I remind you that the thirty steps were added after the first plans were published. At first, there was no provision for pedestrians to follow the natural desire line to the south east access and the bus stop nearby.
Adding the steps afterwards cannot disguise the fact that the design did not and does not put pedestrians first. The onsite road and housing at the south east were obviously designed first and the steps were only retro-fitted as a late compromise.
Those who cannot use the steps, such as wheelchair users and people with walking disabilities or using pushchairs will all still have to use the long, steep detour I have already described.
This arrangement will make more people use their cars to access the village. This, in turn, will divorce the new development from the rest of the village. By making those with walking impairments travel an extra 150 metres up and down steep slopes, well away from the natural desire line, you risk failing to comply with your Public Sector Equalities Duty if you approve these plans.
My question to the officer.
Are you telling Members that access arrangements at the south east are high quality design?
Gerald Dinnage, again referring to No 3 on the plans list stated:
I am Gerald Dinnage of Sampford Peverell. My question is about the Higher Town development.
The application proposes a 200-metre, shared-use cycleway at the east.
The law does not allow cyclists to use footways, so this shared path must be designed to standards set for cycleways.
The National Planning Framework says decision makers must ensure that the design of streets and other transport elements ‘... reflects current national guidance’.
The government’s national guidance for cycleways sets a maximum gradient of 5% and requires a level, 5 metre ‘landing’ after each 30 metre slope at that maximum.
This application proposes eight slopes AT OVER 8% with seven short ‘landings’ between them - but these landings are NOT level. Their gradient is 5% - itself the maximum allowed. As designed, the cycleway would have about 35m at the maximum 5% and over 180m at 8%.
The cycleway design fails to comply with national guidance in other ways:
• It has blind bends
• It is too narrow
• It does not have a sealed surface
• It passes just 1 metre away from a very steep drop into a large attenuation area – the guidance says the minimum distance to water hazards is 4.5m.

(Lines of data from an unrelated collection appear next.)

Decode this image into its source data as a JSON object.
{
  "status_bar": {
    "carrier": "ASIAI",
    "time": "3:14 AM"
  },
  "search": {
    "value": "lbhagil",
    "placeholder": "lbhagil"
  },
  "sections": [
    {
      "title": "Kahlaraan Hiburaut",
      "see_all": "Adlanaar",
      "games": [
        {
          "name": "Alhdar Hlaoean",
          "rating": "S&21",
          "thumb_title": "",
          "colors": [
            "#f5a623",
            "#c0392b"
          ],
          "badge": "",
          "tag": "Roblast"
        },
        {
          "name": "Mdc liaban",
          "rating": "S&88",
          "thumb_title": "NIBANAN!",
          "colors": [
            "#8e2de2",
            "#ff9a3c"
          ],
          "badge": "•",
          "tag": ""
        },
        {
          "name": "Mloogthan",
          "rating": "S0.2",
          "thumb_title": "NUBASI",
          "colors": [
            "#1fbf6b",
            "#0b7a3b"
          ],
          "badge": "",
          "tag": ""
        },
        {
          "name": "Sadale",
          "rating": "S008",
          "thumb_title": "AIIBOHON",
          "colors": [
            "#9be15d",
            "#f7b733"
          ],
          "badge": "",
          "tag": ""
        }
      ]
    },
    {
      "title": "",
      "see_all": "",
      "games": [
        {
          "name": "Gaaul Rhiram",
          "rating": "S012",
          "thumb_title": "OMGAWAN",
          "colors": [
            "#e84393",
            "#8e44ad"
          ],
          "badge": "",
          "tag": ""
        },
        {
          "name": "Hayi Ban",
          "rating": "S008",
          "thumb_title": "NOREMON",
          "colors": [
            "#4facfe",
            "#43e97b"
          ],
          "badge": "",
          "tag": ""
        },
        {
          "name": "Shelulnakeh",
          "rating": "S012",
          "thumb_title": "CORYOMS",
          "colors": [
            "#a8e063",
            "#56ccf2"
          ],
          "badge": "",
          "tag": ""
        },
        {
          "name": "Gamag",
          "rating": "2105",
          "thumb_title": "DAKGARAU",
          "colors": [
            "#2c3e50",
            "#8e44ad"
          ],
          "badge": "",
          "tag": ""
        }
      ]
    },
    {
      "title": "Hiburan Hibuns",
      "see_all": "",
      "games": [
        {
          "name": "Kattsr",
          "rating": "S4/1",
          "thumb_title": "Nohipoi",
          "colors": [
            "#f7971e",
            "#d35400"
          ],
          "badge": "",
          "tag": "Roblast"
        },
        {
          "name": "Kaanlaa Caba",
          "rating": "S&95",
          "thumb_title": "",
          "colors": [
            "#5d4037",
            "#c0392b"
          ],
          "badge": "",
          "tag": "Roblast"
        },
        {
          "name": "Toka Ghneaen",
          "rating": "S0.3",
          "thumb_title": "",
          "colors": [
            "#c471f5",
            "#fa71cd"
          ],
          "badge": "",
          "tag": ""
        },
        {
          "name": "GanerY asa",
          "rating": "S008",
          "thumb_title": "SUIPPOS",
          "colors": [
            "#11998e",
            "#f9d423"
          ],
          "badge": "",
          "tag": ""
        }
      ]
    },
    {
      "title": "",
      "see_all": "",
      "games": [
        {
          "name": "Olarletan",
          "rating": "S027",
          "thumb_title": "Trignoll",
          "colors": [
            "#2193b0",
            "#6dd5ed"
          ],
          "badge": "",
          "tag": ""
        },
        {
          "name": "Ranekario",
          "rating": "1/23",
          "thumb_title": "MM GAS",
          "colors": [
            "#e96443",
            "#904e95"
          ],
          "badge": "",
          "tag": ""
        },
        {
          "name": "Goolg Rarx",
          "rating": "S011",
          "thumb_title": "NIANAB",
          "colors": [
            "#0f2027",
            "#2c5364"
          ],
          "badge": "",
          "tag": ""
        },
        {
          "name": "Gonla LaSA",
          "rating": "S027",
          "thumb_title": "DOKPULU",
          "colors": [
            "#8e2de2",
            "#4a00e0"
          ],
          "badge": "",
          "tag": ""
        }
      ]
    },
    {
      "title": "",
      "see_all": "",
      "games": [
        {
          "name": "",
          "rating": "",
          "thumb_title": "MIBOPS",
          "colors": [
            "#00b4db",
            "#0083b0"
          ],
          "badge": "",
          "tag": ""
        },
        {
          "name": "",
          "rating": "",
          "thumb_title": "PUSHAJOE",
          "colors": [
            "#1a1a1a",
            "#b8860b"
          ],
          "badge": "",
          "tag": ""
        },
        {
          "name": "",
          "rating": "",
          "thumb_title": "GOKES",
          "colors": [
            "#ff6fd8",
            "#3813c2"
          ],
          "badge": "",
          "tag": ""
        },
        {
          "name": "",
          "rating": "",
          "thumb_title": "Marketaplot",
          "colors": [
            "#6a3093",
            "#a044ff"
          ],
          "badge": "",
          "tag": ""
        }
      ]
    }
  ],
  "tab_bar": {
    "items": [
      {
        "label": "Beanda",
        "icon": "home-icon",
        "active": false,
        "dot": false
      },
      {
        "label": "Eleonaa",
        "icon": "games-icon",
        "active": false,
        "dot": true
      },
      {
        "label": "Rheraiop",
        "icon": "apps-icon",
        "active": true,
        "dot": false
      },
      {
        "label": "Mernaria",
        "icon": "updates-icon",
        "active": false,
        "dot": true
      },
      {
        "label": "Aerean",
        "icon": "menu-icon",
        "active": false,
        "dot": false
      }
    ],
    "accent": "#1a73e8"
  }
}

All these failings have been pointed out in objections - but the officer’s report has only addressed concerns over gradient.
On page 46 of the Public Report Pack, he tells you that Highway Authority officers have accepted these gradients subject to the addition of landing points. He says that these highway officers will ensure that the landings are included in the S278 Agreement drawing. But there are problems here:
• The officer says nothing about blind bends and other such failings
• The Highway Authority’s consultation responses say nothing about landing points
• The plans you are being asked to approve have no level landings
• Adding level landings must lengthen the cycleway and require its route to change, causing landscape issues.
• Routes within the site are part of Reserved Matters. It is not acceptable to delegate these design decisions to the Highway Authority and the Section 278 process.
Finally, we have Freedom of Information evidence that the applicant’s engineer says it is impossible to stop surface water from by-passing the SUDS scheme and flowing from the site along the cycleway at the north-east and south-east accesses. This fails to comply with Policy SP2c.
Question to the officer –
Why have you delegated Reserved Matters decisions on layout and routes to the Highway Authority without authorisation from the Planning Committee?